Bonifati et al.1 reported a series with 12 patients prospectively studied for 6 months. The demographic characteristics were similar to our own, excepting baseline average PASI, which was lower (6.25 (±7.80)), and they showed statistically significant improvements in PASI at both 3 and 6 months.
Megna et al.7 studied 8 patients retrospectively with previous failure to anti IL17 and/or ustekinumab achieving a reduction in absolute PASI from 11.9 to 5.5 at week 4 and 3.3 at week 16, data similar to our series.
Megna et al.8 have just reported a study with 44 patients to evaluate the long-term efficacy of guselkumab in patients who previously failed anti-IL17. They have described a significant improvement, achieving a reduction in absolute PASI from 13.9 to 0.9 at week 52.
Our study displays several limitations. The number of patients is limited and due to its retrospective design, the patients are not homogeneous in terms of several baseline characteristics, which renders the extrapolation of results difficult.
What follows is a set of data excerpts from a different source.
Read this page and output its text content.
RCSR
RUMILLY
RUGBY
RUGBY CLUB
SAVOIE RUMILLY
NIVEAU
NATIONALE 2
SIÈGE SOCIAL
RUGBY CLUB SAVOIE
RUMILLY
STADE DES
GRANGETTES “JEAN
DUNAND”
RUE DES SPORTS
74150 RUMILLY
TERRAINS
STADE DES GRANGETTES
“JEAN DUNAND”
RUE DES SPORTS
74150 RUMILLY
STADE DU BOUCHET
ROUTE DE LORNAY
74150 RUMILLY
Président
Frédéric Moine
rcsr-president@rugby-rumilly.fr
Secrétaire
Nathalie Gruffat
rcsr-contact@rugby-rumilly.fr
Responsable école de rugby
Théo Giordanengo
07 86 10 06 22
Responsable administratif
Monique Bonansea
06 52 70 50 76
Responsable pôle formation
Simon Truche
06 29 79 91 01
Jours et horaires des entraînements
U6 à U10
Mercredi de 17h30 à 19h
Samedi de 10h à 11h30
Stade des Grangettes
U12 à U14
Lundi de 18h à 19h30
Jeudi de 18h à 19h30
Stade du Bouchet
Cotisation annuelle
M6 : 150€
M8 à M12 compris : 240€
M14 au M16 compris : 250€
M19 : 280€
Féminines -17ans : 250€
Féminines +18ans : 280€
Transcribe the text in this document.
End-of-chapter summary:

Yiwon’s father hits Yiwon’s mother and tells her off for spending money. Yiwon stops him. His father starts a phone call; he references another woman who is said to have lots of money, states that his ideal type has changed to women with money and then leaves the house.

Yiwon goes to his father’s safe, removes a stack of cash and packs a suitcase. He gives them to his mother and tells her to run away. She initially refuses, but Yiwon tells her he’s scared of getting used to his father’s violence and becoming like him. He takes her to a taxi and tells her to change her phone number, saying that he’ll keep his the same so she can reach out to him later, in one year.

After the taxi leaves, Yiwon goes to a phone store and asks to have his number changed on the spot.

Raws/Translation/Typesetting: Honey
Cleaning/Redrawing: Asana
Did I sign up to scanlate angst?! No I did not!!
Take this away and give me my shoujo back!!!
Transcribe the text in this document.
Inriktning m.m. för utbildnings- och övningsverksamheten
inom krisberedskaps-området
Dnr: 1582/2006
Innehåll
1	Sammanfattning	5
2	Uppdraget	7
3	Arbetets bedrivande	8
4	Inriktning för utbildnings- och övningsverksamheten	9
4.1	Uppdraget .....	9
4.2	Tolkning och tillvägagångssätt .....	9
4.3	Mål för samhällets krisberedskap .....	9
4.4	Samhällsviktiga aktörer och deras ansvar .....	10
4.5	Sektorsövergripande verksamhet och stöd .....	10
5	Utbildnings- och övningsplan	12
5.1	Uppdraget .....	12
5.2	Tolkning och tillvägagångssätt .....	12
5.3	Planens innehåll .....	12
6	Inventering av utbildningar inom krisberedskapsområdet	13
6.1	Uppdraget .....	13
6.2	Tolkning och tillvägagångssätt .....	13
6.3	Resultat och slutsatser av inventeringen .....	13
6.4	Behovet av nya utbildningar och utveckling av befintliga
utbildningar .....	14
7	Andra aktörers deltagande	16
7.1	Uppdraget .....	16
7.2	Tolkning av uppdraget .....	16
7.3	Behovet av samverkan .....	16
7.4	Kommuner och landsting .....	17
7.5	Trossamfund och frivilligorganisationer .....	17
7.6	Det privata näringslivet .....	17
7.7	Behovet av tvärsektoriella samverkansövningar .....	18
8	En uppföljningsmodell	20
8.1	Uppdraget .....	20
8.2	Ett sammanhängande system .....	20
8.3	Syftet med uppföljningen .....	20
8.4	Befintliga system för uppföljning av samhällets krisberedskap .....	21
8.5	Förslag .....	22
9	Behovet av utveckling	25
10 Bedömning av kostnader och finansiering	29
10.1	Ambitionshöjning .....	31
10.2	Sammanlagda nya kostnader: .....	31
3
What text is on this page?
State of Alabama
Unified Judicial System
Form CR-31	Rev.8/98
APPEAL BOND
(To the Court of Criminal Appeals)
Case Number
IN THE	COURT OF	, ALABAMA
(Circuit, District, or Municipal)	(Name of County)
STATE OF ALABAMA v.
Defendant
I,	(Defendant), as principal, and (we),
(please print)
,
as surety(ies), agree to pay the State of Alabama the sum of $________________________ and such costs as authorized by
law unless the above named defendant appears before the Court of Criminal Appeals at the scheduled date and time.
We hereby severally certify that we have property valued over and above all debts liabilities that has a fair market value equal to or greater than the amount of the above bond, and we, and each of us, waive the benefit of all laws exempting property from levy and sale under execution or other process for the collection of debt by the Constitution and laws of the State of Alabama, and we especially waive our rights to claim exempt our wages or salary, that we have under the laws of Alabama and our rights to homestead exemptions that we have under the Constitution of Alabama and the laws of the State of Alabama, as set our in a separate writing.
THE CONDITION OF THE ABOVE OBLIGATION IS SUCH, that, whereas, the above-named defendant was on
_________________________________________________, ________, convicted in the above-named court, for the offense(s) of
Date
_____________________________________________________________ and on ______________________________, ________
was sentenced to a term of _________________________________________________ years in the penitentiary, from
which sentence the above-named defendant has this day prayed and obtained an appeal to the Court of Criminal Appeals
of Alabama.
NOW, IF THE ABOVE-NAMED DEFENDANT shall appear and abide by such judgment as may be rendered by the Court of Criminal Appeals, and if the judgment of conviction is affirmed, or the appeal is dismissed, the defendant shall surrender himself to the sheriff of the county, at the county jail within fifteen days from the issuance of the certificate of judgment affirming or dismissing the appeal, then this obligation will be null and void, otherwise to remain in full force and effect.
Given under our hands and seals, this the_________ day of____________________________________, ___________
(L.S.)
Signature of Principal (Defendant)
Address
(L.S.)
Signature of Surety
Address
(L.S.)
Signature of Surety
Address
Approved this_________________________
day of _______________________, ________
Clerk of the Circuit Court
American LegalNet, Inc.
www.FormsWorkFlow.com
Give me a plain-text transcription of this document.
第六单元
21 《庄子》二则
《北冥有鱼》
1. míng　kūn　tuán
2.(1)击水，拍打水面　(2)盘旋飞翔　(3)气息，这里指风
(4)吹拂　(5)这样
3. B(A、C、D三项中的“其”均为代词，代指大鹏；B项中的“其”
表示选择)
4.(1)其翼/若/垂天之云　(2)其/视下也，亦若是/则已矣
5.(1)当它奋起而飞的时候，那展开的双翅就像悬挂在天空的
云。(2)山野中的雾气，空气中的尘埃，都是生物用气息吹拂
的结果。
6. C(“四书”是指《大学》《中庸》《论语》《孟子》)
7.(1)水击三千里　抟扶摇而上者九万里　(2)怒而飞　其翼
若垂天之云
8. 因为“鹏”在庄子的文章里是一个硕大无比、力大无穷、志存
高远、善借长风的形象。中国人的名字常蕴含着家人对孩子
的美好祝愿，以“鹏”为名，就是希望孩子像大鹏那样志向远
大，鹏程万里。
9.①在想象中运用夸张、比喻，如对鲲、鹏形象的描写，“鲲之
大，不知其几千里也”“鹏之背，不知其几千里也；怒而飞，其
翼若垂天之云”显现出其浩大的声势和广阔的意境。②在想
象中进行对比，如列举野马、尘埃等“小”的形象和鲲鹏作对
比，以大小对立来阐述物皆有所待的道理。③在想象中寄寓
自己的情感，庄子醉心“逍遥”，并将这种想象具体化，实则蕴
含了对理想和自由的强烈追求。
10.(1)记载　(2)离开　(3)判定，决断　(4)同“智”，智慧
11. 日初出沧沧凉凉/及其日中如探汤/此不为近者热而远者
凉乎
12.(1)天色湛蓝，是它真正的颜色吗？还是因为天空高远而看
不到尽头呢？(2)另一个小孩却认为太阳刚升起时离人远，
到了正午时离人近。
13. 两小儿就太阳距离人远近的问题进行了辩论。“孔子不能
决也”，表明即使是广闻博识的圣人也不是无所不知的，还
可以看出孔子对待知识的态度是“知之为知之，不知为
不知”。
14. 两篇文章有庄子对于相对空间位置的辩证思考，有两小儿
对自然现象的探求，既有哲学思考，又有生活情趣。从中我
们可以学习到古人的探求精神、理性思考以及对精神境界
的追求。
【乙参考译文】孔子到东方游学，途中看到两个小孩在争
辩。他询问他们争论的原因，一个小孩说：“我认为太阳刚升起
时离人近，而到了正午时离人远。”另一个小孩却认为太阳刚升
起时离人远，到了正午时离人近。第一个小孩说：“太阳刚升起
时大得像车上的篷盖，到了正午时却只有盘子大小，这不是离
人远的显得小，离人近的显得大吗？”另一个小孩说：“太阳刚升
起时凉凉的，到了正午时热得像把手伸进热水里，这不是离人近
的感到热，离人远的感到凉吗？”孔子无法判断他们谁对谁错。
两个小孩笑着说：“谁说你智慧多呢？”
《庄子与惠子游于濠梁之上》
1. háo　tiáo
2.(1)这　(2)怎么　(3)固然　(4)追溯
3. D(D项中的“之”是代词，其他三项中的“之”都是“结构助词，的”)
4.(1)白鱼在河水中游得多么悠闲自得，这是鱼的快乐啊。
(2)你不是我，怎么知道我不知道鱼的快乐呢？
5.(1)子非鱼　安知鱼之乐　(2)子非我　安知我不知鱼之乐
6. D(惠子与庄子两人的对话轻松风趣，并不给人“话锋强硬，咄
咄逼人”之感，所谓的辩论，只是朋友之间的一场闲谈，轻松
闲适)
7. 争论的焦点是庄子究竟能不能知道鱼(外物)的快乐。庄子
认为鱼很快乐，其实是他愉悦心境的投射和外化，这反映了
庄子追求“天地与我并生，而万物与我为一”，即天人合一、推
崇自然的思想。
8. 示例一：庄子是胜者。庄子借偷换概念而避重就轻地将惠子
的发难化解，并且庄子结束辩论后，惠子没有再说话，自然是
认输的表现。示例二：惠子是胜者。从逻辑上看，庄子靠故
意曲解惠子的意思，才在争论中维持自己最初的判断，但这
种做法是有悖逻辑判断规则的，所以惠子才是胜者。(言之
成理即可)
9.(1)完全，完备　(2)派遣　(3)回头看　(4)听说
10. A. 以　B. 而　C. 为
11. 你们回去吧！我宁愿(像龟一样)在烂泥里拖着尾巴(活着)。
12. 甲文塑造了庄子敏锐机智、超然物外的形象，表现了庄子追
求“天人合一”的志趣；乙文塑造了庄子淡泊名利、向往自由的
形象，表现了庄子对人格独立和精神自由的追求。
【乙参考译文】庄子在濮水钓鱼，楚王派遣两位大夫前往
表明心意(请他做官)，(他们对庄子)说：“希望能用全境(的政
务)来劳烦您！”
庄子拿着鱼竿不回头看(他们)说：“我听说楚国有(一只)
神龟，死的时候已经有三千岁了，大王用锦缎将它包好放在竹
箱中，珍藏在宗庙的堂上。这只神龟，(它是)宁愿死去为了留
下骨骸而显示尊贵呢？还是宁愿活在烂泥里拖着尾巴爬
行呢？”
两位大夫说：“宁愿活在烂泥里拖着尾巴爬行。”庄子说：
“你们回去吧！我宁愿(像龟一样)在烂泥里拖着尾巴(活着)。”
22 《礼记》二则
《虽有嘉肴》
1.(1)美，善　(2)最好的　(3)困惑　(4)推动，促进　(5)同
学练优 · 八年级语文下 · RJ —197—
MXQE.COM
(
We present a series of psoriatic patients treated with anti IL23 in real-life after failure to treatment with anti IL17. The change of therapeutic target proved an effective and safe alternative in a high number of patients in clinical practice, despite them being of high complexity.
Conflict of interestsThe authors declare they have no conflict of interest.